Successful retailers such as McDonald’s, Target and Wal-Mart have adopted and refined prototyping and programmatic delivery models to capture targeted consumer populations. The prototyping process utilizes a “kit of parts” methodology. Integrating all elements of life-cycle planning, reducing design time, procurement activities and construction clarifications ensure rapid speed to market.
A successful programmatic process removes traditional bottlenecks from project flow, consolidating those activities into ongoing programs for operational standards, procurement standards, design templates, and standard legal and business documents as well as comprehensive capital programs. Standardized documents and preapproved structures allow for quicker execution and better planning.
Additional benefits from prototyping and programmatic delivery models include reduced costs, risk mitigation, consistency in clinical outcomes and multifaceted operating-expense reductions.
Strategic response
As health systems continue to reduce costs and improve quality, understanding and optimizing an existing real estate portfolio is critical to achieving market success. Legacy properties as well as newly acquired sites must be evaluated to determine their usefulness within the larger system.
Operating under an ad hoc strategy can be expensive and may have detrimental outcomes. Developing a plan that addresses the entire portfolio and analyzes market strategies for growth should be part of each system’s strategic initiative.
Craig Beam is managing director at CBRE Healthcare Services Group and is based in its Newport Beach, Calif., office. His email is craig.beam@cbre.com.
System upgrades spaces and recommits to its market
A Midwestern health care system that dominated its primary service area and had good penetration in secondary markets for tertiary and some quaternary services was starting to see its market share erode.
This was primarily because of a competitive group practice that was shifting its business to other nearby hospitals that were aggressively pricing their hospital services. The group also had affiliated with a major academic center and was directing its high-end business to them.
The questions facing the system were: “How do we defend our market share?” and “Where are there opportunities for growth?”
This split the analysis into two parts. The first part, understanding the owned and leased legacy properties, looked at the quality of the spaces, their strategic importance, the productivity of the space and the competitive landscape. The second part, analysis of the marketplace for new locations, included looking at underserved markets within primary service areas and expansion into secondary market areas.

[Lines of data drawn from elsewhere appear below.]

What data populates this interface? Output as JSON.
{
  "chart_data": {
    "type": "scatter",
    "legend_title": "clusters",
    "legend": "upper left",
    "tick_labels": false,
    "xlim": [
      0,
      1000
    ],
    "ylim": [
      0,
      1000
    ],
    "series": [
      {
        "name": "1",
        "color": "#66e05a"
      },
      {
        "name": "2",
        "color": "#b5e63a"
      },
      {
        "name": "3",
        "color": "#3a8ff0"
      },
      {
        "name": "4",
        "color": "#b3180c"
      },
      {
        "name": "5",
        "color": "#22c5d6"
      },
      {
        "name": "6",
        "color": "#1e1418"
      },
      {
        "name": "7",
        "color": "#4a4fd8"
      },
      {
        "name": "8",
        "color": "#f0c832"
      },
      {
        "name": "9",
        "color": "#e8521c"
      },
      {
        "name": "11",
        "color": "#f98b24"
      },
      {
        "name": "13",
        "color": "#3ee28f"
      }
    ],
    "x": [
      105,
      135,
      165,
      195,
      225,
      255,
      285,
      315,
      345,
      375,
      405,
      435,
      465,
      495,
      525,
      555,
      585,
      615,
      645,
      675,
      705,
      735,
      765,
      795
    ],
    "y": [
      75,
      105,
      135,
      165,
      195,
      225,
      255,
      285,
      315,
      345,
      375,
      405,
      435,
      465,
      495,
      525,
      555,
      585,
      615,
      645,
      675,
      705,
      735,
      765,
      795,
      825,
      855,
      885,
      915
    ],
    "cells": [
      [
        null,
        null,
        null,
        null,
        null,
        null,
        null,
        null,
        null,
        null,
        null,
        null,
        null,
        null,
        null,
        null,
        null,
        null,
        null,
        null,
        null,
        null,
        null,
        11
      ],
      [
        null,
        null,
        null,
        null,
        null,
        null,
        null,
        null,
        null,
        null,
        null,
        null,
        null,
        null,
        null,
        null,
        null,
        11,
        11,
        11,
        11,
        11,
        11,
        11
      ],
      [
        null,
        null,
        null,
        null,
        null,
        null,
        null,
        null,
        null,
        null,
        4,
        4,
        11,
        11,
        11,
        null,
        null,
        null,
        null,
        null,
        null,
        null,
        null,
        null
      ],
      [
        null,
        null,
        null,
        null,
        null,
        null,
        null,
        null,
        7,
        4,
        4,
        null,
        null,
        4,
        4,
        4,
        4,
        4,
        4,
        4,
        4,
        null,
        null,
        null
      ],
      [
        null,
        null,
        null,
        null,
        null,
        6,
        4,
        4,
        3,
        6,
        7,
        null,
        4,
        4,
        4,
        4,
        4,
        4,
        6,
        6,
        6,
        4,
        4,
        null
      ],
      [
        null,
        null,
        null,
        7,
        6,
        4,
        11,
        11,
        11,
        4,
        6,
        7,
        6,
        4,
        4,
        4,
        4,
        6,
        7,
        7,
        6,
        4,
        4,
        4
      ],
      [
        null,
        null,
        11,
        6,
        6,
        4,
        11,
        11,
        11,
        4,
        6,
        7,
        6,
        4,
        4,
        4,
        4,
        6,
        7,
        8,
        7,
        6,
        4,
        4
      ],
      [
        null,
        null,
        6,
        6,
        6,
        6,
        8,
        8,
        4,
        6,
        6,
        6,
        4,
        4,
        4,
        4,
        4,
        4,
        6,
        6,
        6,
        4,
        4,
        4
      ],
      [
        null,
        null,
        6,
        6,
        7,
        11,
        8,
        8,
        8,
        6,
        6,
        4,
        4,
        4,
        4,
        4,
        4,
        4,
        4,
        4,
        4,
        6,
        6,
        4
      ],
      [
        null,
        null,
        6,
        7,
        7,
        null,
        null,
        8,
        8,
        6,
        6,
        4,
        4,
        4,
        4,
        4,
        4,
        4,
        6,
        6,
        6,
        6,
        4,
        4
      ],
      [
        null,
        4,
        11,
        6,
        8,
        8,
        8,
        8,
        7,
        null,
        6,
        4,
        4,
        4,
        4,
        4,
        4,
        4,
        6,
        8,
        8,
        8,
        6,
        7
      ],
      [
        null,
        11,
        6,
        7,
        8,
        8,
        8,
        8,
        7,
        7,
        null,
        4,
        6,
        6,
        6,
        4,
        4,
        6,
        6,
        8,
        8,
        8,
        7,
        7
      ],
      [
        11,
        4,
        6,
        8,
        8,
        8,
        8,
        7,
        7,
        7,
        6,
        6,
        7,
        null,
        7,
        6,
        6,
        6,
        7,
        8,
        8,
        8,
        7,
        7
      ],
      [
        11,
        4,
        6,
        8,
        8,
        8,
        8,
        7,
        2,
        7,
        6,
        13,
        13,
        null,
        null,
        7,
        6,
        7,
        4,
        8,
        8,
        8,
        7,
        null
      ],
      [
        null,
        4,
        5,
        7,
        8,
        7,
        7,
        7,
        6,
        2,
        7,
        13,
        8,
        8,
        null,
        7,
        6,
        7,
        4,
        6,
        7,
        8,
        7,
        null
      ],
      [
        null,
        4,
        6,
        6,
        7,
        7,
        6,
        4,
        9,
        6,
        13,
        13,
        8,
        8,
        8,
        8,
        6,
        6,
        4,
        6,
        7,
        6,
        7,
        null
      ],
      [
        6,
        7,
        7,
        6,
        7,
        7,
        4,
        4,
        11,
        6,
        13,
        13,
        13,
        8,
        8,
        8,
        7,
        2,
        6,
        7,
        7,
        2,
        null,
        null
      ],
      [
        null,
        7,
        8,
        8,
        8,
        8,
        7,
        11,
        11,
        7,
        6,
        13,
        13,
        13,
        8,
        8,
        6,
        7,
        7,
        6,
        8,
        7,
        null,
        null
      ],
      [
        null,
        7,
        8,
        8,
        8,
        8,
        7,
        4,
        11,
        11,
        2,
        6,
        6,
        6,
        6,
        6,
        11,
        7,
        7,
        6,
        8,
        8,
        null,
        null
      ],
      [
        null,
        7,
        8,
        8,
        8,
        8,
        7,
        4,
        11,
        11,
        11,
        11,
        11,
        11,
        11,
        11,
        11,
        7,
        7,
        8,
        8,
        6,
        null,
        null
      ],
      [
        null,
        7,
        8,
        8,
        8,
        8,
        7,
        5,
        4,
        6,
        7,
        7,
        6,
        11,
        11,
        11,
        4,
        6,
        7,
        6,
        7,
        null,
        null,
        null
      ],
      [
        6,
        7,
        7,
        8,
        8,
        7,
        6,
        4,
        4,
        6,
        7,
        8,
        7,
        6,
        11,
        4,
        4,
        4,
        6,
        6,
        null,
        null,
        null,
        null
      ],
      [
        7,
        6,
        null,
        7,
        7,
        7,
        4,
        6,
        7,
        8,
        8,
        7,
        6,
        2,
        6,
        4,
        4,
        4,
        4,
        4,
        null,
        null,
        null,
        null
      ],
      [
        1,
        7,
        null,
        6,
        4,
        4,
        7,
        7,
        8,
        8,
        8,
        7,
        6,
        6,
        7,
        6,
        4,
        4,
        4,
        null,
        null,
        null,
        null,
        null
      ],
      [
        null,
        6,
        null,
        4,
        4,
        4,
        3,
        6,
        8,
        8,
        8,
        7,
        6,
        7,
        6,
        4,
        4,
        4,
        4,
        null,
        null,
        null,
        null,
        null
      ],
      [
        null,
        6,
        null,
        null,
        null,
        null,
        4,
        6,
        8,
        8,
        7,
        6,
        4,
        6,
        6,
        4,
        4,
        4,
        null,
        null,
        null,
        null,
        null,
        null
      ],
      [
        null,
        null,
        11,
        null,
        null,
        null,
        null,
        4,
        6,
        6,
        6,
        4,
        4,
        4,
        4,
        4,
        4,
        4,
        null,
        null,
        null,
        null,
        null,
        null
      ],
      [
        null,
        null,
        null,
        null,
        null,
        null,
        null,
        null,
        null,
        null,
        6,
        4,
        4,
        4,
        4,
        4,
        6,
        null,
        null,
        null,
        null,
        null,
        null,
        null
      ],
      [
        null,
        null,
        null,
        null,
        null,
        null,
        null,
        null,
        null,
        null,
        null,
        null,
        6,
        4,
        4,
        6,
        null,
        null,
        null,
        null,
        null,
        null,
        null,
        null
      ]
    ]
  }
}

Review of the legacy properties concluded that they were generally well-located to meet the needs of the primary service area. However, there was significant variability among the spaces. There also was quite a bit of variability in terms of productivity, which correlated to the number of practitioners within a clinical space.
The good news was that more than 70 percent of the leased space was turning over within three years, affording them the opportunity to rethink their entire network of ambulatory space. Key recommendations were to combine some practices for efficiencies, upgrade all spaces to Class A, and develop a branding strategy so all clinics had a “same store” appeal.
While there was some opportunity for growth in the secondary markets, the primary market area was saturated with primary care physicians. This led to the recommendation that the system continue with its acquisition of physician practice strategy and also to begin engaging the large, competitive group practice in acquisition discussions.